Navigating an open world is no longer present in NMH2, as you now have a simplified map screen where you select the locations you need to get to. There are still portions in which Travis’ tricked-out bike comes into play, but those are reserved for more combat intensive purposes and come off as much more entertaining than as a means of transportation in a dull and featureless town.
Finally, you’ll be able to take control of other characters as well. Don’t get too excited, though. Despite the promise that the back of the box offers, these characters are only controllable for a short period of time in certain areas of the game. While each moment lasts, it’s a fun and exciting change of gameplay style that is all but forgotten once the section is over. It's a disappointment. This type of game is screaming for multiple playable characters during gameplay, and with it only teasing at what could have been, it's a missed opportunity.
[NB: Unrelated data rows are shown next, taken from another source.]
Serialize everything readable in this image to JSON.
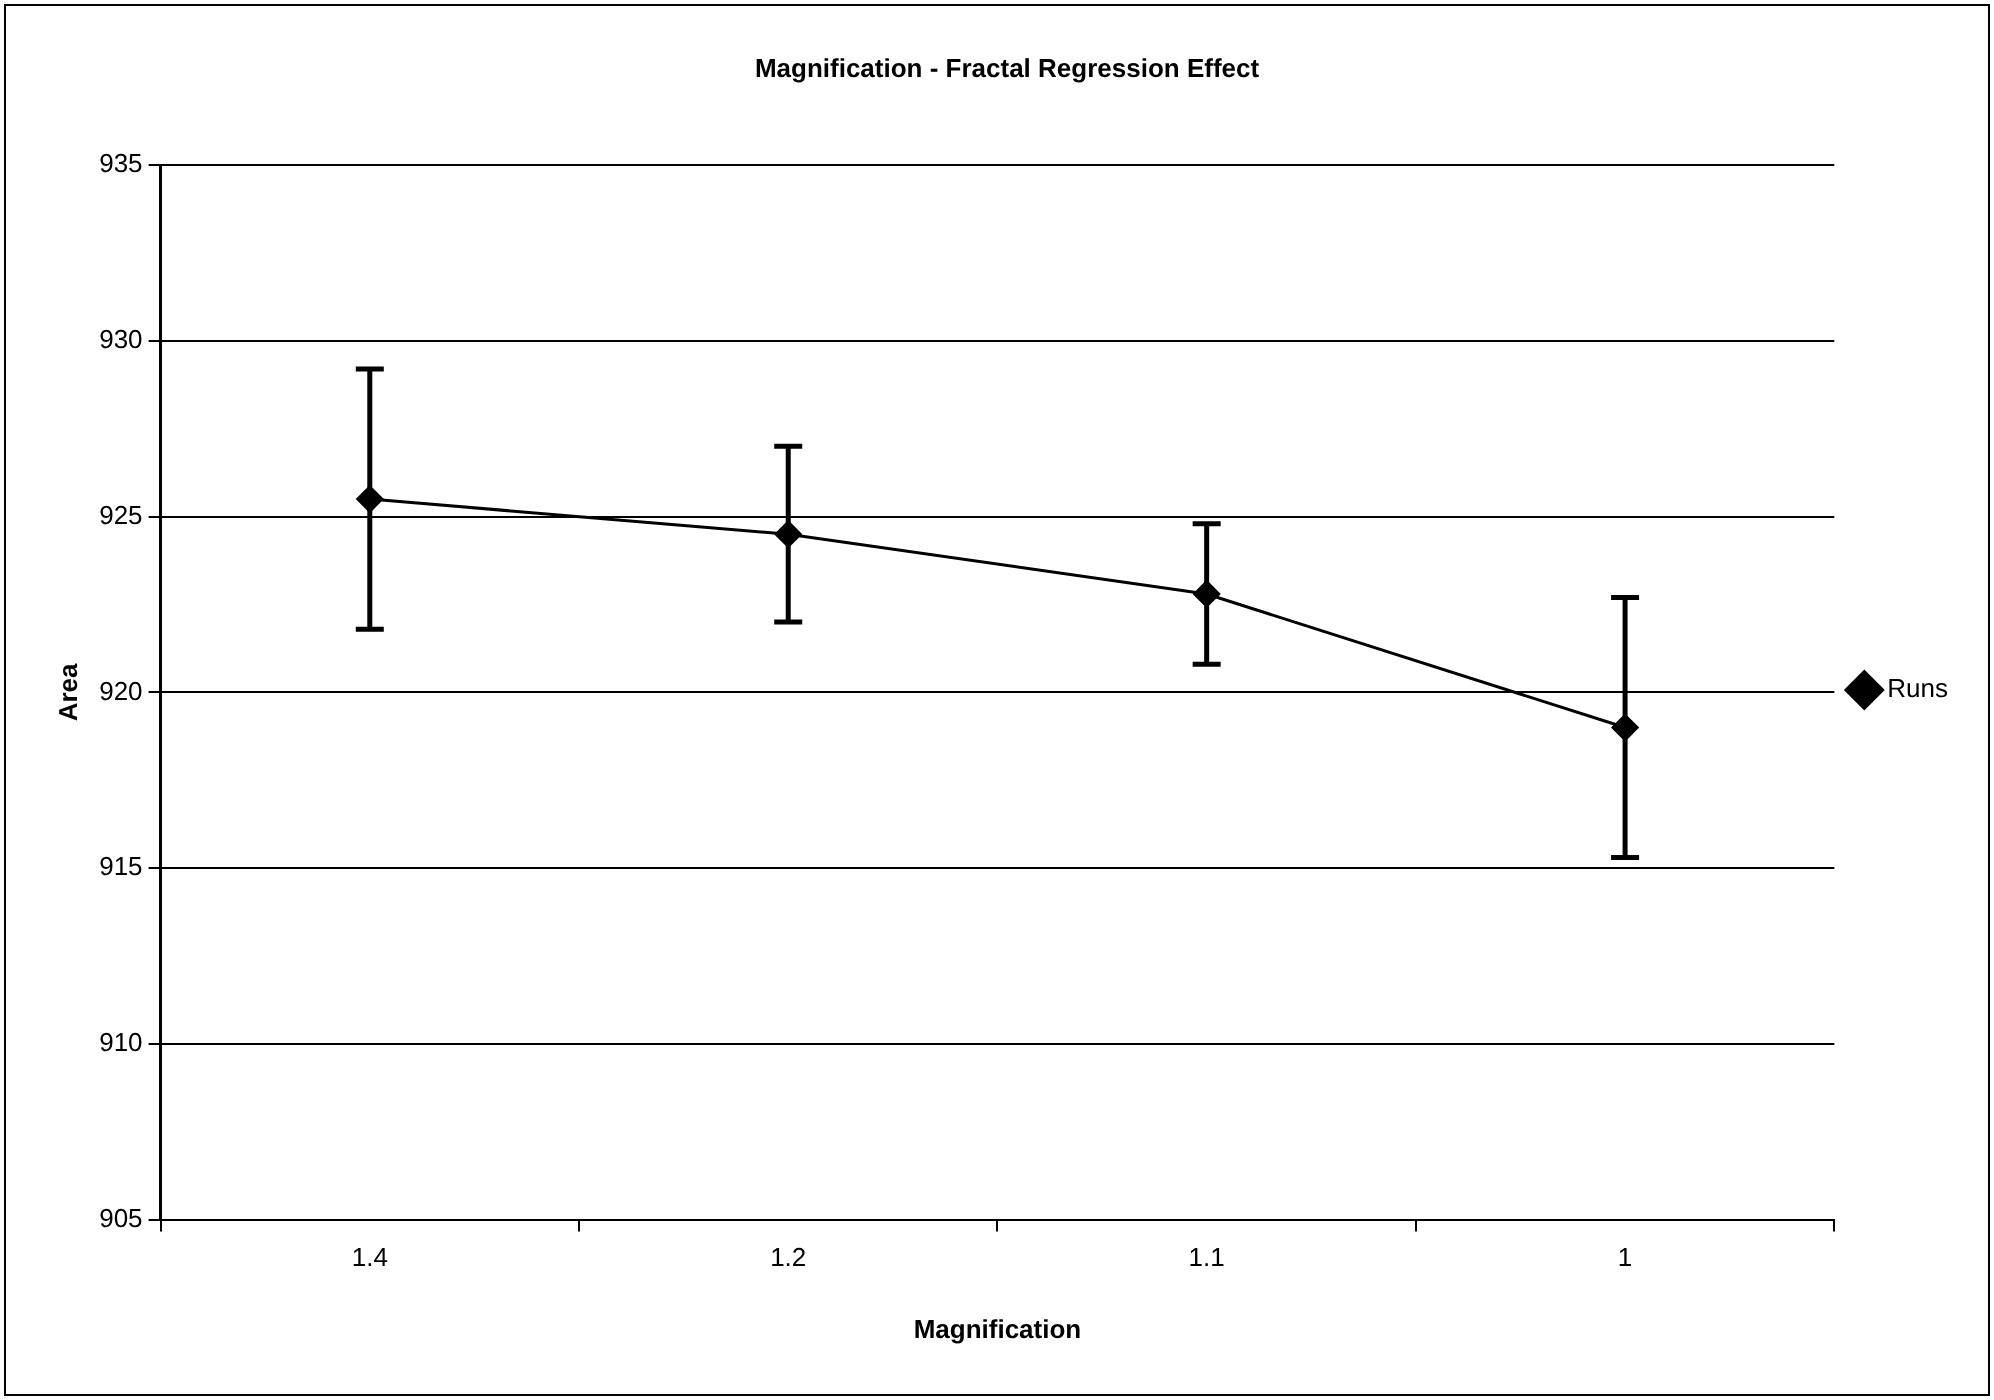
{
  "chart_data": {
    "type": "line",
    "title": "Magnification - Fractal Regression Effect",
    "xlabel": "Magnification",
    "ylabel": "Area",
    "categories": [
      "1.4",
      "1.2",
      "1.1",
      "1"
    ],
    "series": [
      {
        "name": "Runs",
        "color": "#000000",
        "values": [
          925.5,
          924.5,
          922.8,
          919.0
        ],
        "errors": [
          3.7,
          2.5,
          2.0,
          3.7
        ]
      }
    ],
    "ylim": [
      905,
      935
    ],
    "yticks": [
      905,
      910,
      915,
      920,
      925,
      930,
      935
    ],
    "grid": "y",
    "legend": "right",
    "marker": "diamond",
    "line_style": "solid"
  }
}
Along with the other playable characters, the game also teases when it comes to the total number of bosses. At the beginning of the game, your rank is 51, indicating there are 50 more bosses waiting to be slaughtered. However, the actual number of boss encounters is much less. While there are significantly more bosses that in the previous title, it is still well below the 50 assassins the game leads you to believe you are fighting. It’s another disappointment for those expecting a bigger game than before. You have to ask yourself why would they even mention something like this only to fall back on promises and offer much less content. A part of me suspects this is another form of gaming industry satire that Suda 51 is known for cleverly inserting into his titles. However, a more cynical part of me suspects that this was just another way to cut corners in game development. While the original premise may have included 50 assassins to kill, the amount of time and effort required to make each of them special and unique would be insane.
NMH2 is a sequel that realizes the worth of its own series and continues to play with what made it great. With its devil-may-care swagger and tongue-in-cheek look at gameplay conventions and expectations, NMH2 is a blood-soaked satire with a hack-and-slash set of clothing. There are areas that falter, but what is here is something unlike any other game in its genre -- or any genre. It’s refreshing to see a game and a developer with the freedom to express himself without worries of a demographic or publisher’s agenda to satisfy.
With the Wii seemingly in its twilight years and the Wii U on the horizon, it's worth it to take the time to go back and try this game out. While not perfect, there is so much that it does right and so many interesting approaches to old gaming tropes that it is more than worth your time and money if only to see a game that exists outside so many rules, conventions, and standards that have sadly become industry staples.